With the help of a flamboyant California lawyer/publicist, Aaron Sapiro, pool organizers drummed up membership across the prairies in the early 1920s.  

Wheat pools were formed in all three prairie provinces and operated successfully through the remaining years of the decade -- until the entire movement was brought to the brink of disaster by the onset of the Great Depression in the early 1930s.  

  
Meanwhile Back in the East 

  • Shift from wheat to mixed farming
  • falling world wheat prices
  • growing domestic and export markets for
    • beef and pork
    • cheese
    • milk, butter
  • Mechanization
  • increasing farm size
  • reduced demand for on-farm labour
    • off-farm employment for women
     
     
Back in eastern Canada farmers there were adapting to changing markets and generally moving out of wheat production, which was becoming profitable only on a relatively large scale and into other forms of farming such as livestock and dairying. 
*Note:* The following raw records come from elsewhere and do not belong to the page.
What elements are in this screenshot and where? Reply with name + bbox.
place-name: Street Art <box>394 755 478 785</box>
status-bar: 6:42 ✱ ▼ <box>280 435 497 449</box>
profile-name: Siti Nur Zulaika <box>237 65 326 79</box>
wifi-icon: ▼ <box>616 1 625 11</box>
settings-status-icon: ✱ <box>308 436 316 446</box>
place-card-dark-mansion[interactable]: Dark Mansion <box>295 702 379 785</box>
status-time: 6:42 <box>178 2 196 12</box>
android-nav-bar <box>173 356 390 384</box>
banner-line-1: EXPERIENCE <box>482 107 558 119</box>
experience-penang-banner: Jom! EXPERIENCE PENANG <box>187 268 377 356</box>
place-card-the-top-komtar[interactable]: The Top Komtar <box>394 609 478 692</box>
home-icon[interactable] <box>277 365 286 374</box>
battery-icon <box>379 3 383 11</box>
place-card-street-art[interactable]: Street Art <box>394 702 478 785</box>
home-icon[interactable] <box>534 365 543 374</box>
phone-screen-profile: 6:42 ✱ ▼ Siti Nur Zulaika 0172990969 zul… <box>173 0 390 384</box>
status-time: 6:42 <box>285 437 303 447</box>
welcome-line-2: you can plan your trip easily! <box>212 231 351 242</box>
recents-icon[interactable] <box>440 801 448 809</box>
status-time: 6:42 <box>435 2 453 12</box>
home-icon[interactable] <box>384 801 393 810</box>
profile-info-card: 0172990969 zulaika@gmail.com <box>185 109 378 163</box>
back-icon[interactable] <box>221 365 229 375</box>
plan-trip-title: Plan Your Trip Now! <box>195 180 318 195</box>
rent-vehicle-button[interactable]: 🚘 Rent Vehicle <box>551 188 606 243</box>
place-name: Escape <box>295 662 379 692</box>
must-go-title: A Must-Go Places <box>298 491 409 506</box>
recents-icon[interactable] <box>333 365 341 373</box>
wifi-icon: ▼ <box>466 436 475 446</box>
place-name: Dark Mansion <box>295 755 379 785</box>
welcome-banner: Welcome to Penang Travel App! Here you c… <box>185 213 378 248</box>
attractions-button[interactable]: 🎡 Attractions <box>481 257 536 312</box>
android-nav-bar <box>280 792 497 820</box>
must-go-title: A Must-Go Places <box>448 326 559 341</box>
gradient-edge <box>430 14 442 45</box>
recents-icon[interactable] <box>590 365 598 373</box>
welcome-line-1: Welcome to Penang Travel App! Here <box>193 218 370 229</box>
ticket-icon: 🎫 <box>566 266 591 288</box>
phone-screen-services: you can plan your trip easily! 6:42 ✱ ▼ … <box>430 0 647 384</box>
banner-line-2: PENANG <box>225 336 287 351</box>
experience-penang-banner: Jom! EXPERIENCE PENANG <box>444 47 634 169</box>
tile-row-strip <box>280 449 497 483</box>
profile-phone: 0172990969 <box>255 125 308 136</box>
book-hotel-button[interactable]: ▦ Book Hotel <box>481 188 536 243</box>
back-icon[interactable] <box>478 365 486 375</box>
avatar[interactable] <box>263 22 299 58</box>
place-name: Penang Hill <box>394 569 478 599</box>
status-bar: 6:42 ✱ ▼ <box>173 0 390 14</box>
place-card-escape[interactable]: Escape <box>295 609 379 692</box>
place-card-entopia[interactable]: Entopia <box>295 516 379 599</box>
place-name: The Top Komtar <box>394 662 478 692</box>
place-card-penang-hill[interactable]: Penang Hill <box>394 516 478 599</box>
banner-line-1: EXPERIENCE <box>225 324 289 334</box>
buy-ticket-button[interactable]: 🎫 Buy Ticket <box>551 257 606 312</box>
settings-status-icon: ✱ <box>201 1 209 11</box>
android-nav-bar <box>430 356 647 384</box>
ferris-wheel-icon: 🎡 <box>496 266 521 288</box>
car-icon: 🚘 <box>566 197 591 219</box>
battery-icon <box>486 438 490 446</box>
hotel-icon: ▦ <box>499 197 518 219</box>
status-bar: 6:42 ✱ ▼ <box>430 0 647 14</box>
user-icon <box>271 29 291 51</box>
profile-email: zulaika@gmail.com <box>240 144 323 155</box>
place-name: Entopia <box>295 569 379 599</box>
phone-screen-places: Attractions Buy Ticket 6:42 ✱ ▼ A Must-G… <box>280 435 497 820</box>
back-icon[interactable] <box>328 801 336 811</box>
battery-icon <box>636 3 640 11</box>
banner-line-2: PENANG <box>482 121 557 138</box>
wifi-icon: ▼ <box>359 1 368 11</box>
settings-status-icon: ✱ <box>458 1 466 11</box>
Bacon and cheese became important products in Ontario and Quebec in the years leading up to World War I.  
 

 Next

  • What else was going on during the "wheat boom"?
  • the "new staples" of the Canadian Shield
  • mining of metallic minerals
  • pulp and paper
  • hydro-electric power
  • the growth of manufacturing
If Chambers and Gordon were right much of the intensive growth in Canada during the period from the 1890s to World War I must have been caused by something other than the expansion of the Canadian agricultural sector.  

What could it have been?  

Two main possibilities: 

1. New resource industries based (mainly) in the Canadian Shield regions of Canada:  
- mining 
- pulp and paper 
- electric power generation 
(alsthough most of these industries did not become major contributors to output until after World War I) 

2. The growth of manufacturing in central Canada.